KOKOMO, Ind. — An unforeseen global pandemic derailed economic growth, not only in north central Indiana, but world-wide.
Experts from Indiana University’s Kelley School of Business Economic Outlook Panel discussed the impact of the COVID-19 pandemic, and gave their forecast for the 2021 economy, via webinar.
Alan Krabbenhoft, dean of the IU Kokomo School of Business, joined Ellie Mafi-Kreft, clinical associate professor of business economics; Catherine Bonser-Neal, associate professor of finance; Kyle Anderson, clinical assistant professor of business economics and faculty chair of Kelley’s Evening MBA Program; and Kevin Snyder, president of the Speedgrip Chuck Company, Elkhart.
Idie Kesner, dean of the Kelley School of Business, moderated the panel.
Mafi-Kreft noted that in November 2019, the panel forecast a global output growth of about 3 percent for 2020.
“Then, a microscopic virus came into the picture, and instead of growth in economic activities, we are experiencing a global recession of a magnitude not seen since World War II,” she said. “By the end of 2020, the global economy will have shrunk by 4.4 percent. This pandemic, which is our biggest obstacle to recovery, is something we have never experienced in modern times. As long as the virus is circulating unchecked, growth is compromised. At any moment, it can threaten to drag the world into an even more prolonged recession.”
Mafi-Kreft said the panel is “cautiously optimistic” that its estimate of 5 percent global recovery in 2021 will be just enough to replace the 2020 global drop in output.
Krabbenhoft noted that Howard County in particular was hard-hit by the pandemic, especially in April, when Indiana took drastic measures and shut down the economy.
“While rates for the U.S. and Indiana rose to approximately 15 percent, Howard County had the unenviable position of having the highest unemployment rate in the state at 33.5 percent,” he said, adding that it wasn’t really surprising, because of the county’s heavy dependence on Fiat Chrysler Automobile (FCA). When the casting and transmission facilities closed down, about 8,000 workers were unemployed, he said.
That increase was followed by a “substantial and sustained” rise in employment, he said, noting that the county’s unemployment rate was at 7.3 percent in September. Part of the reason for the decline was that manufacturers, including FCA, were quick to adopt plans to allow workers to be physically distanced, and required masks. Those plans will help with continued recovery, he said.
“Assuming the precautions already taken by manufacturers during the early stages of the pandemic continue and are enforced, the impact of any new restrictions on this particular region may be lessened, though one could still anticipate they would deal a blow to the retail, food service, and accommodation industries.”

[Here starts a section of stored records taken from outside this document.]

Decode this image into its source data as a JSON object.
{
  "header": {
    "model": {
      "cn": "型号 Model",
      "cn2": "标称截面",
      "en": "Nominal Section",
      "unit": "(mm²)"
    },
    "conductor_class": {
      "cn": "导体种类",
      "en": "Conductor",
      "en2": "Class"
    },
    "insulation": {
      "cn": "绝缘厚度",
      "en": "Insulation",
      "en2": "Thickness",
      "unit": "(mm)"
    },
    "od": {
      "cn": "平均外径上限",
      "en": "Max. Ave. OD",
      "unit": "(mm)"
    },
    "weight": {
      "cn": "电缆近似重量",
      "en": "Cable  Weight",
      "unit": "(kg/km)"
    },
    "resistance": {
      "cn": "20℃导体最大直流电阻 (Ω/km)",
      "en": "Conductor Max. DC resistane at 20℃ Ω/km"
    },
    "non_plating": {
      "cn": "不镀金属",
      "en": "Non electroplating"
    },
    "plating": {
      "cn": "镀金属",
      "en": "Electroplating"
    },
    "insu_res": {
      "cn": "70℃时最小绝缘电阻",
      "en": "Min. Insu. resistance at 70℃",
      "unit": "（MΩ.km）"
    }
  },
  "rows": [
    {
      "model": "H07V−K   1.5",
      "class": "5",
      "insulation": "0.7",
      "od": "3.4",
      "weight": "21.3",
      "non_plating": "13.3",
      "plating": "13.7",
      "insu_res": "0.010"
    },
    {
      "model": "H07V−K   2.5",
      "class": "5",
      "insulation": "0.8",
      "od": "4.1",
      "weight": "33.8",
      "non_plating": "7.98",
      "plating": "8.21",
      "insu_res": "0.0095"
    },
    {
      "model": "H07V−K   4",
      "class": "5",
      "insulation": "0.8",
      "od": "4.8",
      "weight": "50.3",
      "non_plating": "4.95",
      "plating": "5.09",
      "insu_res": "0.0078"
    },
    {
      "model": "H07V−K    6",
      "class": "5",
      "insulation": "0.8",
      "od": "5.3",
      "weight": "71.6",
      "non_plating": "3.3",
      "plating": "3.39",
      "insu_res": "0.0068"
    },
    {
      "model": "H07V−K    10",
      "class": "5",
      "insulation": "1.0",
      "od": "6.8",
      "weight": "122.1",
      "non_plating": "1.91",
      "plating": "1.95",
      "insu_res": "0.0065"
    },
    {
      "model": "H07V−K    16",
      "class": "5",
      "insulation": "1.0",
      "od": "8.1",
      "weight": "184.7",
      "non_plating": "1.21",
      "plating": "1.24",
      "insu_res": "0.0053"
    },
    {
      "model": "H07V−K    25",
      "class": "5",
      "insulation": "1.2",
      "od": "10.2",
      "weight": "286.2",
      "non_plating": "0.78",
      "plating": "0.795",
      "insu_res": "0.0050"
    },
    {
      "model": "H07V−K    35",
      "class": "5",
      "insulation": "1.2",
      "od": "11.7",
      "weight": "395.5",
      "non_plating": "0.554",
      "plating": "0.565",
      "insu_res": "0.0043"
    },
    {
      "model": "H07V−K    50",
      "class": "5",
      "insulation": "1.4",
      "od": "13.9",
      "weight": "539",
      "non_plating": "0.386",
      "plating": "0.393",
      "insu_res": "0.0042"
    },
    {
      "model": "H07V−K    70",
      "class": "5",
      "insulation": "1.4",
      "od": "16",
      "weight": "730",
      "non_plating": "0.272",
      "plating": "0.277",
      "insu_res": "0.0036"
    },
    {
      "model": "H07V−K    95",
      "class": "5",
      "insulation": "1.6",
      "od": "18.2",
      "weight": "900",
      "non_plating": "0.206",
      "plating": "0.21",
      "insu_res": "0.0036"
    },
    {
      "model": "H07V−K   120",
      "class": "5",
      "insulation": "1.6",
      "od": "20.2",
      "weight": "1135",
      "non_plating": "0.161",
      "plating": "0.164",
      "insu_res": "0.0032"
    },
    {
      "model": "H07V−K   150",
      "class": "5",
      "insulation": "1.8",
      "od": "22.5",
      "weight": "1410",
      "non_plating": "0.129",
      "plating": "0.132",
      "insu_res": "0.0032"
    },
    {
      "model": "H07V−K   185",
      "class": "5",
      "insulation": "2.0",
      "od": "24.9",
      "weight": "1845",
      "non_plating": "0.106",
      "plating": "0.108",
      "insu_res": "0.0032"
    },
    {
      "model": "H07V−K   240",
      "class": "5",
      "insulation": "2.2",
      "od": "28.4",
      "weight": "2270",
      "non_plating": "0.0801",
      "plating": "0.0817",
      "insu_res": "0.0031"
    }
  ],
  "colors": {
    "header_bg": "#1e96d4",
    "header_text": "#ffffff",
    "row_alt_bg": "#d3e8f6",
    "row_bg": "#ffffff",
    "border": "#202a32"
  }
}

Krabbenhoft added that the region’s second-largest economic sector, agriculture, had positive performance, with nearly ideal conditions leading to sizeable increases in total production, including 21 percent for corn to nearly 25 percent for soybeans.
Other highlights from the forecast included:
The U.S. economy’s restart will continue in 2021, but with substantial deceleration from that achieved in 2020;
Output could regain its previous peak by mid-2021;
Consumer spending is recovering well, but is tilted toward goods and away from services;
Indiana is relatively well-positioned to outperform during the recovery period as we emerge from the COVID-19 pandemic;
Economics expect slow or negative growth conditions during the last quarter of 2020 and the first quarter of 2021, as we face new waves of infections, but then expect strong positive growth in the second half of the year.
They do not believe total lockdowns will be necessary, as we have more knowledge of how to combat the virus now versus at the start of the pandemic.